The amicus curiae (friend of the court) in the case, Johannesburg Society of Advocates, also presented their opposing arguments to the court on Tuesday.

CR17 report

amaBhungane’s case also stemmed from Ramaphosa’s successful bid to challenge Public Protector Busisiwe Mkhwebane’s report on the CR17 campaign finances.

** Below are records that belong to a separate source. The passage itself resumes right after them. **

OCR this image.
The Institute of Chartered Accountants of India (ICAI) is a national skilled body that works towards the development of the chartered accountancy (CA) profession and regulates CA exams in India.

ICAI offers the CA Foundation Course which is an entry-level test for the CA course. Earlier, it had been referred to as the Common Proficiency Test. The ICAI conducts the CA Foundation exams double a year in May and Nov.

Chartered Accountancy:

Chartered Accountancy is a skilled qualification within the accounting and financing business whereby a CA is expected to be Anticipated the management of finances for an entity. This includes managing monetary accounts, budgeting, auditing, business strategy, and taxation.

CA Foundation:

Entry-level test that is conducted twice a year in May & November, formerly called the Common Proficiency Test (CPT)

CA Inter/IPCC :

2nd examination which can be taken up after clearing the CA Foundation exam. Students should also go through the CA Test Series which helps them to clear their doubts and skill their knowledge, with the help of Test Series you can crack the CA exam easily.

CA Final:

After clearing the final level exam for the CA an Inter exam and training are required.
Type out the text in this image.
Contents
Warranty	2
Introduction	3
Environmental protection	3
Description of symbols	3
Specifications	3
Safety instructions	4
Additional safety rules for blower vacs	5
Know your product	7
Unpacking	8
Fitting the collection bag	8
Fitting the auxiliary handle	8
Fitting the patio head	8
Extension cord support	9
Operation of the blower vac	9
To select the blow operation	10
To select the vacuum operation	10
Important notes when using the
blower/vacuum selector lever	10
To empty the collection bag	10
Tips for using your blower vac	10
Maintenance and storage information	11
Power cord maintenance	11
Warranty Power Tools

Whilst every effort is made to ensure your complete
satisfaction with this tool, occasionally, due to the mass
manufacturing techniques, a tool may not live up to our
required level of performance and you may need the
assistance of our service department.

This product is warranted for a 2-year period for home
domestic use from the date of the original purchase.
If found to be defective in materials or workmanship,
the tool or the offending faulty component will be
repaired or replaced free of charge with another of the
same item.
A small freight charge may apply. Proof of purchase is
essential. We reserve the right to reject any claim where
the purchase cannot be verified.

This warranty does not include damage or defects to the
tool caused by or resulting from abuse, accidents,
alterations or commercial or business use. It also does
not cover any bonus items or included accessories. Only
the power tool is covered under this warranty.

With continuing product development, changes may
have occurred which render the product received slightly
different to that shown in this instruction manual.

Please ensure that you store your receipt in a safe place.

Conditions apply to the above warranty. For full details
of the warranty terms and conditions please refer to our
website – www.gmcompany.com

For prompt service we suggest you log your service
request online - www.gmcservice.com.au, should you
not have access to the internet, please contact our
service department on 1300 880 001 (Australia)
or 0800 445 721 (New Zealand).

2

The ConCourt in July 2021 dismissed Mkhwebane’s application for leave to appeal.

The Public Protector had approached the ConCourt after her report into the CR17 campaign was set aside in March 2020 by the Pretoria High Court.

She released the report on the CR17 campaign in July 2019.

READ MORE: Mogoeng says Ramaphosa should have disclosed CR17 campaign donors

In the report, Mkhwebane found Ramaphosa had deliberately misled Parliament and recommended an investigation by the police into possible money-laundering.

However, the Constitutional Court majority judgment held that no law authorised Mkhwebane to investigate the private affairs of political parties. 

The apex court also concluded Ramaphosa did not deliberately mislead Parliament about donations.

Mkhwebane’s rescission application on the previous ConCourt judgment was also was dismissed in March this year.